A report by IQVIA showed that spending on prescription drugs rose by 9.9% in 2023, largely due to the higher costs for specialty medicines like GLP-1. This trend is projected to continue through 2028, indicating that increasing drug prices will further burden ACA Marketplace premiums.
Additional Pressures on Healthcare
Beyond prescription drug costs, labor costs, provider consolidation, and inflation are also pushing premiums higher, illustrating the wider pressures within the healthcare system. Health New England, Inc. (Massachusetts) stated, “Physicians and hospitals are encountering economic pressures resulting from supply chain shortages, general inflation, and ongoing workforce challenges. Consequently, providers are seeking increased reimbursement for their services.”
Uncertainty over Federal Policies
In addition to cost pressures, insurers’ rate filings are influenced by uncertainty over federal policy and premium subsidies.

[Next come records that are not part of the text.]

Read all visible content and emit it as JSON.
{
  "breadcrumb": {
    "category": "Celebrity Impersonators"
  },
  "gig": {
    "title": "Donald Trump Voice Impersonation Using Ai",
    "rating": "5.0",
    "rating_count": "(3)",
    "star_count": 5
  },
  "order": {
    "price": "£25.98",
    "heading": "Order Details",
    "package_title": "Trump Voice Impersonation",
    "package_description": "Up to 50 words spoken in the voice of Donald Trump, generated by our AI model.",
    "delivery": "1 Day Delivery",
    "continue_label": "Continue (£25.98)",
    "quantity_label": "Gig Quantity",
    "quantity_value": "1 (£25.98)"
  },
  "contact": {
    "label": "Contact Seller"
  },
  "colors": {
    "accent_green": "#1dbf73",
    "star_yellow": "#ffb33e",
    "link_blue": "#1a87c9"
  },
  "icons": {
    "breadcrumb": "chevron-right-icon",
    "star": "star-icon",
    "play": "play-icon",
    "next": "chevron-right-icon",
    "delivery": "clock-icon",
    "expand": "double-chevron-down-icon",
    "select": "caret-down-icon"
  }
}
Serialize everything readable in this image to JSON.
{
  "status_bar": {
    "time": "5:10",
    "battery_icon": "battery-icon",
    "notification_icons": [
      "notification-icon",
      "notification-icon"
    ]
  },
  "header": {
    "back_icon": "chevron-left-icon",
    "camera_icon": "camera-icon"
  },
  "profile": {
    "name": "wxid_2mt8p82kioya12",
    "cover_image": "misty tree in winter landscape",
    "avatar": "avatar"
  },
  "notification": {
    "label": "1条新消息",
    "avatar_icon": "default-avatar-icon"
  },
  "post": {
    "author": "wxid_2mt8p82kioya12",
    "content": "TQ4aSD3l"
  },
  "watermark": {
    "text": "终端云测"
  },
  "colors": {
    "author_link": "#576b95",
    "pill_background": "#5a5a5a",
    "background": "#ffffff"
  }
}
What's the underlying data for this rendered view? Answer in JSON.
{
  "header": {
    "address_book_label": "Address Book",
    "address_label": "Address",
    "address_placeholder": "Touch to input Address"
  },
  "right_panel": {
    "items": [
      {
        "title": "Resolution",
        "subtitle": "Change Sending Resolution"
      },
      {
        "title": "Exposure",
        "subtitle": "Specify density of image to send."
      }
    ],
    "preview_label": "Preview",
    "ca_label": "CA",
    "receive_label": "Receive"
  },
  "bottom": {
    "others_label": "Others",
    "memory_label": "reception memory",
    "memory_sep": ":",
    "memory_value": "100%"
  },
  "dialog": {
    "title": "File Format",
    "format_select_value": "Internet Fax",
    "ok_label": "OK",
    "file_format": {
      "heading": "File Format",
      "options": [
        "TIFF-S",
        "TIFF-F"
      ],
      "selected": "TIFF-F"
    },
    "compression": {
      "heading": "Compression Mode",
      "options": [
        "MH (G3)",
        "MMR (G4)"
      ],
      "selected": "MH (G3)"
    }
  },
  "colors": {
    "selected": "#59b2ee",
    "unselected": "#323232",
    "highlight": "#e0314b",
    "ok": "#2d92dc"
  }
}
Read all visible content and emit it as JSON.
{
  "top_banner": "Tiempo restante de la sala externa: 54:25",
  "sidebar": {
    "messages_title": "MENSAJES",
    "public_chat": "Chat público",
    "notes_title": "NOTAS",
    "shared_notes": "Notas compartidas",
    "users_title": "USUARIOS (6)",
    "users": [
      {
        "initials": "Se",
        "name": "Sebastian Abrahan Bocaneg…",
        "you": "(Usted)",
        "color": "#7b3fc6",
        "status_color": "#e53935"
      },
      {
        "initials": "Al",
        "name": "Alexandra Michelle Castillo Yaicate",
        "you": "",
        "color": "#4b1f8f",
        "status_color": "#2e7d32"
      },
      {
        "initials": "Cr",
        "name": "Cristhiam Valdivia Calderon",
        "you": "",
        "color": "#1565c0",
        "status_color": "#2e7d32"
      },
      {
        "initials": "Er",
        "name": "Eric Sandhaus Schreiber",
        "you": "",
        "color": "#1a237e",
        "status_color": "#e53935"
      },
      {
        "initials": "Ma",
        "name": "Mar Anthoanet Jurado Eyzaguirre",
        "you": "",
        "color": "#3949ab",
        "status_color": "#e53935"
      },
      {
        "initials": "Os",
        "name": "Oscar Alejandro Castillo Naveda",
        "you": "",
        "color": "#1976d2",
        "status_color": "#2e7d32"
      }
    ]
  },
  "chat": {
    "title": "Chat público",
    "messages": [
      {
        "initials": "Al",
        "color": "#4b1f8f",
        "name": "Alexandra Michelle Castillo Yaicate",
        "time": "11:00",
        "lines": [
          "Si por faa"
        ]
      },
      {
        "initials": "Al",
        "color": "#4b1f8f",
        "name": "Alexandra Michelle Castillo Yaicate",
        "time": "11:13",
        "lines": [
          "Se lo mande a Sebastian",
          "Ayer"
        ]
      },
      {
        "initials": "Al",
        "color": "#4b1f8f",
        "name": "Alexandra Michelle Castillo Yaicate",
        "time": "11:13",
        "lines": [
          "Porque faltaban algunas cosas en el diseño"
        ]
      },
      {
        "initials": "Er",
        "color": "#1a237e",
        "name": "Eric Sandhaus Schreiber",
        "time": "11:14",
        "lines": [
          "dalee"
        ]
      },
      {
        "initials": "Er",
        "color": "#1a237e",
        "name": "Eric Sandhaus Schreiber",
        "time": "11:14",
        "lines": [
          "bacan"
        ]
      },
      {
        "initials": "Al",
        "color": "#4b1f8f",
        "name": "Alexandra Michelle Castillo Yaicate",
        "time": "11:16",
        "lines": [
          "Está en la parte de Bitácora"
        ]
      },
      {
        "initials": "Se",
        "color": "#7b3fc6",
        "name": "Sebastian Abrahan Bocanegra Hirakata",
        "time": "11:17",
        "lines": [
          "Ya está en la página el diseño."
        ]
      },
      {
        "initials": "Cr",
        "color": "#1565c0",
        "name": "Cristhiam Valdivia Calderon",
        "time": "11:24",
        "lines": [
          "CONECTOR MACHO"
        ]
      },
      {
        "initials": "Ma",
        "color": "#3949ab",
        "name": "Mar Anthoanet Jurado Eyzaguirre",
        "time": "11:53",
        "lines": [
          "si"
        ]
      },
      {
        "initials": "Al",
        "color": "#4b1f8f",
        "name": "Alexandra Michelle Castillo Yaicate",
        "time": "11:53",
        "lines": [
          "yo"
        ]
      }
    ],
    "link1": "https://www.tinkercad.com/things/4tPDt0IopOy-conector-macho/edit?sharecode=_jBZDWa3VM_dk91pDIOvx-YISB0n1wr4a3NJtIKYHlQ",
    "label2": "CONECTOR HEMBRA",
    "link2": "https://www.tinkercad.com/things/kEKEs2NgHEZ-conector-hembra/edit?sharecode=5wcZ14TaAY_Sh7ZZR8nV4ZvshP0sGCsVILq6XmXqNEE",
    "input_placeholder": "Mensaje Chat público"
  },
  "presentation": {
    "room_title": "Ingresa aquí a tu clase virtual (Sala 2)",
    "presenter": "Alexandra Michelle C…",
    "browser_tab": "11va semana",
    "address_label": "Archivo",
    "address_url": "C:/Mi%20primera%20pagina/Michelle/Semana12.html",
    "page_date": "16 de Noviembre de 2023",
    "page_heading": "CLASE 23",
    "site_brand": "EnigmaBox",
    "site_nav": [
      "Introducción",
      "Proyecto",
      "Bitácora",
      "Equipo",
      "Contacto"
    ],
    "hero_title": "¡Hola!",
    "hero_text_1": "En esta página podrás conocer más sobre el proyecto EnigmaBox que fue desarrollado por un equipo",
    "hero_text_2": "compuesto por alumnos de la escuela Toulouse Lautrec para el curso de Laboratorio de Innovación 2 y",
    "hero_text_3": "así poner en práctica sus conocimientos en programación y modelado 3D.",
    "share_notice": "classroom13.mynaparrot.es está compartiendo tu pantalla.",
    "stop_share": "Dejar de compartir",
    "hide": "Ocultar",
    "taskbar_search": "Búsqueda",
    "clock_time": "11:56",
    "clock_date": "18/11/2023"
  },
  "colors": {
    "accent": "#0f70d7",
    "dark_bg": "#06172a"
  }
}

The analysis suggests that a considerable reason for the higher premiums could be the possible expiration of enhanced premium tax credits after 2025. This could lead to an over 75% increase in out-of-pocket costs for consumers purchasing insurance through the Marketplace. Also, healthier individuals could potentially drop their coverage, resulting in higher average costs for the remaining group.
UnitedHealthcare’s (UHC) Maryland plan revealed that they applied an adjustment of 1.044 to accommodate the expiration of enhanced premium subsidies through the ARPA and extended by the Inflation Reduction Act (IRA). A representative from UHC said, “Due to the expiration of the enhanced premium subsidies effective 1/1/2026, UHC anticipates a decline in enrollment because of higher post-subsidy premiums. Healthier members are expected to leave at a disproportionately higher rate than those with significant healthcare needs, increasing market morbidity in 2026.”
Varying Premium Increases
The proposed premium increases differ widely across insurers and states, reflecting the complexity of the ACA marketplaces. Among the 312 insurers reviewed nationally, proposals ranged from a 10% decrease to a 59% increase. Approximately 125 insurers requested increases of at least 20%, with four insurers proposing to lower premiums. A review of 105 insurers across 19 states and D.C. revealed slightly lower median increases of 15%.
Importance of Subsidies
For many people enrolled in ACA Marketplace plans, subsidies are crucial for maintaining affordable coverage. Currently, 92% of enrollees receive premium support. However, if enhanced tax credits expire, out-of-pocket costs could surge quickly and severely, potentially leading some people to drop their coverage.
In conclusion, the projected premium increases for 2026 are being driven by escalating medical and pharmaceutical costs, labor pressures, and policy uncertainty, particularly surrounding specialty drugs such as GLP-1s. Policymakers and consumers will be closely monitoring the situation, as changes to tax credits could drastically impact affordability and access.